“Just two more years.”
“Fine, but it’ll cost you.”
“Cost me what?” I ask, dubious.
“Only your left wrist. And you might never play the violin again. That’s my final offer. Is it worth the risk?”
I look into his steely eyes. He’s far less sinister than I expected, but regardless, I never want to see him again.
“Fine!” I tell Death, and I hold out my hand so we can shake on it.
Doctors remove the melanoma from my wrist, even a little of the bone too. But despite Death’s warning, I learn to rotate my wrist a little differently, and I begin to fiddle again.
Two years pass before Death meets me again. He’s always standing by a boat, always wearing a cloak that sways in a wind that I can’t feel.
“Two more years,” I say.
“It’ll cost you.”
“Good Lord! What do you want this time?”
“Just part of your spine. You’ll never walk the same again. People will pity you—think you’re a cripple.”

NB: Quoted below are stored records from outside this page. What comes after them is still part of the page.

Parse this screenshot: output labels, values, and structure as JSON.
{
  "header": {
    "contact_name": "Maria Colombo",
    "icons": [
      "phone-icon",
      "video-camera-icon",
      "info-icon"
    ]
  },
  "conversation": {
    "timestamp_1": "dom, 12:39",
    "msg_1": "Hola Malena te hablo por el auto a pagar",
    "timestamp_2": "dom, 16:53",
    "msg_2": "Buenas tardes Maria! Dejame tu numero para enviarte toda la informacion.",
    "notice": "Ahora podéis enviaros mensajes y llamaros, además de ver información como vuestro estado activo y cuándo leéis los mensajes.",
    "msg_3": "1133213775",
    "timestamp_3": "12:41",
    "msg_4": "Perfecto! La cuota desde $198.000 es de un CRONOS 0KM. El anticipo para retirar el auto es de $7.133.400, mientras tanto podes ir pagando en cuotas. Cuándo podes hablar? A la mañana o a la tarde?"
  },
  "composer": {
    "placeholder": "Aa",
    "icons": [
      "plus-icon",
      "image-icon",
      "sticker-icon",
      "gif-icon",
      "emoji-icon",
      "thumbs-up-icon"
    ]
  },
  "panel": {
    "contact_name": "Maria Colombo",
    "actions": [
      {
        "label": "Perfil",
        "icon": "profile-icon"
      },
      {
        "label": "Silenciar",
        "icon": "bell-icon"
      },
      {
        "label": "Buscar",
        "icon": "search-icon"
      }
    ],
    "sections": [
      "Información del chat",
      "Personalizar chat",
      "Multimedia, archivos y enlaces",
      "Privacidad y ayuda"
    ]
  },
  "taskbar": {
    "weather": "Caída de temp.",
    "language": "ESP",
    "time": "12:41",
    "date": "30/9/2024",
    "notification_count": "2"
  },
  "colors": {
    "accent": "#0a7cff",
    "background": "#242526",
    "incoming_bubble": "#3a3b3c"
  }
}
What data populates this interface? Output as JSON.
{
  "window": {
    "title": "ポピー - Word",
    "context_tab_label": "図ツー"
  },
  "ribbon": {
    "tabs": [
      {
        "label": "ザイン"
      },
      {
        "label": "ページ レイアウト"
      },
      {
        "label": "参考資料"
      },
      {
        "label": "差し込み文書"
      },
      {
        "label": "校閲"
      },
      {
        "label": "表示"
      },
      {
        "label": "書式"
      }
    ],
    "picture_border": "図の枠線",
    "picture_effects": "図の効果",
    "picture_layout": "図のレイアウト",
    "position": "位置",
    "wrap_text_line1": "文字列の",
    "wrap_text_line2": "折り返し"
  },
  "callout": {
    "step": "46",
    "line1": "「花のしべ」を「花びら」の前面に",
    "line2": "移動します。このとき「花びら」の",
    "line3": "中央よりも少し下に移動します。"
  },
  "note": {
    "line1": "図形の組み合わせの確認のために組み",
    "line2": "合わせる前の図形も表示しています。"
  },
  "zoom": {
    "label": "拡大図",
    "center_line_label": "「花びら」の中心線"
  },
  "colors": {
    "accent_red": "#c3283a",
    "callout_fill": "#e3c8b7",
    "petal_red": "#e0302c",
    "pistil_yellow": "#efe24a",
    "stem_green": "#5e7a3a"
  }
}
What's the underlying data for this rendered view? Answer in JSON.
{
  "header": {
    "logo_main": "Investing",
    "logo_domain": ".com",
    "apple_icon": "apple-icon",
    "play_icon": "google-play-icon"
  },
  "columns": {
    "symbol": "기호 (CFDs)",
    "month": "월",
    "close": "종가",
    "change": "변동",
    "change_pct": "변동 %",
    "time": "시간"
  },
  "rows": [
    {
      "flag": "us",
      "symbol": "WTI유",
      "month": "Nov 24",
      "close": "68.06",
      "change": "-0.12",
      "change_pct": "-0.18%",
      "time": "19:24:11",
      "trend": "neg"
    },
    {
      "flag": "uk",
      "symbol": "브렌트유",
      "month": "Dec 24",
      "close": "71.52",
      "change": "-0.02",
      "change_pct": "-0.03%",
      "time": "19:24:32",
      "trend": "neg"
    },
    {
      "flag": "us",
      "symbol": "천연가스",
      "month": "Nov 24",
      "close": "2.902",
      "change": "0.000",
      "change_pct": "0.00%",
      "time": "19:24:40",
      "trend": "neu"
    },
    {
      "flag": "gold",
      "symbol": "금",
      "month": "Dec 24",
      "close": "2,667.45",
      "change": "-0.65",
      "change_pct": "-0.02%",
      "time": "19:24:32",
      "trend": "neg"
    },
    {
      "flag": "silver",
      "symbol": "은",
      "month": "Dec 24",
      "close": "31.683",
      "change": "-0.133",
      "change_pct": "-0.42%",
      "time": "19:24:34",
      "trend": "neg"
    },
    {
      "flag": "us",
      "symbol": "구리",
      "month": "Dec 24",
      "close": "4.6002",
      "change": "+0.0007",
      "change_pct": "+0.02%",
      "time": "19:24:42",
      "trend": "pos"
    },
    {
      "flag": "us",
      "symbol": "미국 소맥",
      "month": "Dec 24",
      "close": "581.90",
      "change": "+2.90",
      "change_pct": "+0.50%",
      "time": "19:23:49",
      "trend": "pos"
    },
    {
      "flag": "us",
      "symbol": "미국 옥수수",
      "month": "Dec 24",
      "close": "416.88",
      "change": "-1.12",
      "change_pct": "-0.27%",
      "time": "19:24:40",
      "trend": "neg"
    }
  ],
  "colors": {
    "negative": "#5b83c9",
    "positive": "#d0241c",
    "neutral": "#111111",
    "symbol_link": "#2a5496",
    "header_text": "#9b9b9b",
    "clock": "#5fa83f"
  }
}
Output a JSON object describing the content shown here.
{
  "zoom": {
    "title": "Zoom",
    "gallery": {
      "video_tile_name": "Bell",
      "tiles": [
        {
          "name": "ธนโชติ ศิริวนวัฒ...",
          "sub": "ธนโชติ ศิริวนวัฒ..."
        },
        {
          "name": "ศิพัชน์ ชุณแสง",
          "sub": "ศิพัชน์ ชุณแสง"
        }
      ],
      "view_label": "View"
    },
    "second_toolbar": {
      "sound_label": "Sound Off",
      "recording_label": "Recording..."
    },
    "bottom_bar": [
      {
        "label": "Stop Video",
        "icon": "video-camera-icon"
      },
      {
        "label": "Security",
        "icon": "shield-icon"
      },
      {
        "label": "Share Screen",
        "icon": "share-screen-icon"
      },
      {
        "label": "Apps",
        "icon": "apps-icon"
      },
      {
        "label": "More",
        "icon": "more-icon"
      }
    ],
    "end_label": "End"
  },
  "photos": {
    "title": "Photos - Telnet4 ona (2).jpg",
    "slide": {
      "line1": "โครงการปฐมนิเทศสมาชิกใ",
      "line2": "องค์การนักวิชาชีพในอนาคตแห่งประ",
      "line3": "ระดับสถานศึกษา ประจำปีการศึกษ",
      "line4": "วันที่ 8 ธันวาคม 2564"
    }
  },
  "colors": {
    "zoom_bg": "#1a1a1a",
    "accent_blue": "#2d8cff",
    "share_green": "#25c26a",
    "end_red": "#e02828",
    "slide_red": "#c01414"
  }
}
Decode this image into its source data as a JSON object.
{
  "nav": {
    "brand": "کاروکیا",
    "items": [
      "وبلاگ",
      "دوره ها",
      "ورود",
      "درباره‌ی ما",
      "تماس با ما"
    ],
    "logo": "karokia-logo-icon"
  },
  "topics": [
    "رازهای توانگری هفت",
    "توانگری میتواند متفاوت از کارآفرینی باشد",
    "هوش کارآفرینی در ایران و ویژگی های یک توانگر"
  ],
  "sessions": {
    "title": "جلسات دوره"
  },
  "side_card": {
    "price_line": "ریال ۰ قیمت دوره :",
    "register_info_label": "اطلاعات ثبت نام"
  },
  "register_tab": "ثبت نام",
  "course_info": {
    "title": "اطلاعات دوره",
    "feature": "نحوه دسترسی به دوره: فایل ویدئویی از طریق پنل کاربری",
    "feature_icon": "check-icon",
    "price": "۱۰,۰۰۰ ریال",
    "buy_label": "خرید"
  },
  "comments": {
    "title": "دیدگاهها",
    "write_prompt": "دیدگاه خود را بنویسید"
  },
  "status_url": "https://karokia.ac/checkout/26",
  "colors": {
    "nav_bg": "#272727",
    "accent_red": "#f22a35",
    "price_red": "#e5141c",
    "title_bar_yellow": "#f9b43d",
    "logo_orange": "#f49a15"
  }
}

“Pity?” I don’t want to see people’s pity. BUT what I want to see...is my children grow up. “Will it hurt much?”
“Course it’ll hurt!”
“Fine.” We shake hands.
I undergo a surgery to have an entire vertebra removed.
And every several years the meetings continue until I’m a shade of myself, and I’ve lost everything except a desire to die.
I wake up then, sweating, feeling like someone stands beside my bed. Then I rub my eyes and realize it was just the dream again—the one where I bargain with Death. And I wonder what prices we’re all truly willing to pay to keep on living.... At the cancer hospital I see clearly what prices people have paid—and they see my price too.